Declaración de la ANC y CNDDHH sobre asedio y hostilización a ONGs
Las Organizaciones No Gubernamentales de Desarrollo (ONG) somos una expresión democrática de la sociedad civil donde confluyen múltiples iniciativas y esfuerzos, fruto de la libre iniciativa ciudadana, sin fines de lucro, que contribuyen a satisfacer necesidades y aspiraciones sociales desatendidas. Gracias a su dinamismo y flexibilidad, las ONG nos hemos convertido en un elemento presente en todos los ámbitos de la vida social, hemos abierto perspectivas y explorado nuevos ámbitos de desarrollo humano, y hemos propuesto nuevos enfoques y mejores políticas sociales. En ciertos ámbitos vitales, como la defensa del medio ambiente o la promoción de los derechos humanos, las ONG suplimos desde la sociedad civil el rol de promoción, monitoreo y defensa que el Estado descuida o no asume.
Por todo esto, el rol que las ONG cumplimos en las sociedades modernas ha sido reconocido internacionalmente, particularmente en el seno de las Naciones Unidas, que ha declarado la necesidad de una protección especial para nuestras organizaciones por la contribución que ofrecemos a la protección de los Derechos Humanos y el Medio Ambiente.

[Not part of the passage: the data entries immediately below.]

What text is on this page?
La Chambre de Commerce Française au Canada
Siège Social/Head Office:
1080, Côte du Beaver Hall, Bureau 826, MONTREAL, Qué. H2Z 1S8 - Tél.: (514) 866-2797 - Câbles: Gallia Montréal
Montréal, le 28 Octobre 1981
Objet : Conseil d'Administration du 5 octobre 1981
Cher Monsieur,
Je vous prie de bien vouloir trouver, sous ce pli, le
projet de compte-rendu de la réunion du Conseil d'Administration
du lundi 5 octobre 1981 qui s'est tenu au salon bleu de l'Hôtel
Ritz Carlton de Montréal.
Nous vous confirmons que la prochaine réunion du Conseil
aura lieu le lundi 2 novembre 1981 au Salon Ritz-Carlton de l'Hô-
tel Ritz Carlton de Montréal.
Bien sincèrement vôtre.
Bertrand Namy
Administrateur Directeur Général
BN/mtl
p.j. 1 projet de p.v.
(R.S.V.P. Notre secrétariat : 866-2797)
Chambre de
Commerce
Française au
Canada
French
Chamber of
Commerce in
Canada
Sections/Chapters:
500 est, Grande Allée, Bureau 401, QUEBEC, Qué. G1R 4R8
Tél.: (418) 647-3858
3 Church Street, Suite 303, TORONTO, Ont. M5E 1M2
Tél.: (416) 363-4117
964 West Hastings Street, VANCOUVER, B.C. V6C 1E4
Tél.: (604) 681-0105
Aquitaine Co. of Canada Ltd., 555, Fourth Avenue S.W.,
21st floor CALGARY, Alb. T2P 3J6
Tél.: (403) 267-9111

Desde el Estado hay una actitud ambivalente ante nosotros. Ciertas autoridades, celosas ante nuestra acción social, la juzgan como una invasión en el campo de sus atribuciones, actitud anacrónica e incompatible con la complejidad de la vida social, que exige la colaboración armónica entre el Estado y la libre iniciativa de los ciudadanos. Afortunadamente, no pocas autoridades estatales ya lo comprenden así y han establecido una relación de colaboración con las ONG que ha rendido frutos innumerables a lo largo y ancho del país.
No obstante, hay un ámbito en el cual ciertas autoridades del Estado se muestran invariablemente intolerantes y aun agresivas ante las ONG, alimentando una constante campaña de calumnias y asedio administrativo. Tal cosa sucede cuando, en uso del derecho constitucional a la libre expresión, propio de la democracia, las ONG hacemos seguimiento a la acción de las autoridades y les formulamos críticas por sus deficiencias, errores o abusos en perjuicio de las personas. Esta intolerancia se percibe aún más claramente en relación con la defensa de Derechos Humanos y la defensa del Medio Ambiente, ámbitos en que la acción de las ONG enfrenta a poderosas fuerzas que actúan con indignante impunidad garantizada desde el seno del propio Estado.
Esta agresividad se ha mostrado particularmente activa en el último año, con una intensificación de declaraciones persistentemente hostiles por parte de altos funcionarios y mediante la manipulación de la Agencia Peruana de Cooperación Internacional (APCI), sirviéndose de ésta como instrumento a través del cual se pretende echar una mordaza a las ONG que trabajamos en estos ámbitos, recortar nuestro derecho a la libre expresión y aún, eventualmente, sancionarnos y cancelar nuestro registro por decisión administrativa, contraviniendo la sentencia dictada al respecto por el Tribunal Constitucional. Esta escalada se ha reiniciado con acciones de la APCI contra las ONG Asociación Pro Derechos Humanos (APRODEH), Instituto de Defensa Legal (IDL) y Asociación Interétnica de Desarrollo de la Selva Peruana (AIDESEP).
Protestamos ante esta campaña alentada desde ciertos sectores intolerantes y autoritarios, que operan dentro y fuera del Gobierno, con intereses creados en torno a la impunidad de las violaciones de derechos humanos y la explotación irracional del medio ambiente. Exhortamos a los sectores democráticos del Gobierno a no dejarse arrastrar por los intereses creados de algunos, que se sienten por encima de la ley y la justicia. Los exhortamos especialmente a no responder con represalias los informes u opiniones que las ONG formulan en cumplimiento de su labor, y a adoptar más bien una actitud constructiva en pro de solucionar las situaciones denunciadas, pues un gobierno realmente democrático debe interactuar con actores sociales que piensan distinto y aceptar la crítica como una condición indispensable de la democracia.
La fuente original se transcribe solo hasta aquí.